Jürgen Brähmer: Besonders in Sachen Beweglichkeit und Schlagauswahl hat der Junge gewaltig zugelegt. Ob er dazu die nötige Kaltschnäuzigkeit hat, unsere Strategie umzusetzen, wird erst der Kampf gegen De Carolis zeigen.
Wie stark sehen Sie denn den WBA-Weltmeister im Super-Mittelgewicht?
Jürgen Brähmer: Das ist ein starker und erfahrener Mann, der mit allen Wassern gewaschen ist. Ihm den Schneid im Duell „Mann gegen Mann" abzukaufen, wird für Tyron der Schlüssel zum Sieg sein.
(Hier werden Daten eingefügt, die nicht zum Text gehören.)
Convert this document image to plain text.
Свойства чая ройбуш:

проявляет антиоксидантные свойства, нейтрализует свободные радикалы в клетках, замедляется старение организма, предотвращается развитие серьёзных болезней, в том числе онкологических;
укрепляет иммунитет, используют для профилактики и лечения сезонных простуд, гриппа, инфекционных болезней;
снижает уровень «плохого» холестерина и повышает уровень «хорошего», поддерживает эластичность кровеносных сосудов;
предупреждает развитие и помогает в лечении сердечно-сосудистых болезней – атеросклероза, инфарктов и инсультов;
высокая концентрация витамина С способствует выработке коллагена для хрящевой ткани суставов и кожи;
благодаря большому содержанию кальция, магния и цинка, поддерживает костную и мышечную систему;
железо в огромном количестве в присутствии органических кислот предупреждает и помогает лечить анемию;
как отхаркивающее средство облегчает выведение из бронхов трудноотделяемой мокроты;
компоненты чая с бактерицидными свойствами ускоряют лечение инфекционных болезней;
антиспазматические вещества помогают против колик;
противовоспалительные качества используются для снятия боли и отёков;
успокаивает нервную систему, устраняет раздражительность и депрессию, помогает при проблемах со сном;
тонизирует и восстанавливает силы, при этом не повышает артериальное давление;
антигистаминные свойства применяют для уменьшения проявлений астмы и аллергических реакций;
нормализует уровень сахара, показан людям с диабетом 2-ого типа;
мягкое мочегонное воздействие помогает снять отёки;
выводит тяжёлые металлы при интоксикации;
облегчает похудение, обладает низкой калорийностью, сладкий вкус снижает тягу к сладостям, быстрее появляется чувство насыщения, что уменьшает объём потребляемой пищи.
Gegen Feigenbutz hat man ja sehen können, was für ein Fuchs dieser De Carolis ist.
Um das zu üben, standen Sie kürzlich auch mal mit Zeuge im Ring, da ein Trainingspartner ausfiel. Wer war da eigentlich der Stärkere?
Jürgen Brähmer: Im Sparring geht es nicht darum, wer besser oder schlechter ist. Da passt zum Beispiel der Vergleich mit einem Testspiel im Fußball gut – Abläufe werden einstudiert, Fehler aufgedeckt und abgestellt. Deutschland besiegte Italien Anfang des Jahres problemlos 4:1, doch bei der EM kam man nur nach Elfmeterschießen weiter. Im Endeffekt zählt eben die Leistung im Wettkampf!
Das ist die perfekte Überleitung zur finalen Frage: bleibt der Italiener De Carolis am 16. Juli ein deutscher Angstgegner oder nicht?
Jürgen Brähmer: Für mich waren italienische Boxer nie Angstgegner – ich habe sie alle klar geschlagen. Ich hoffe, dass sich Tyron an mir ein Beispiel nimmt und sich dann den WM-Titel holt. So ein Zitterspiel, wie zuletzt beim Fußball, muss es aber nicht sein.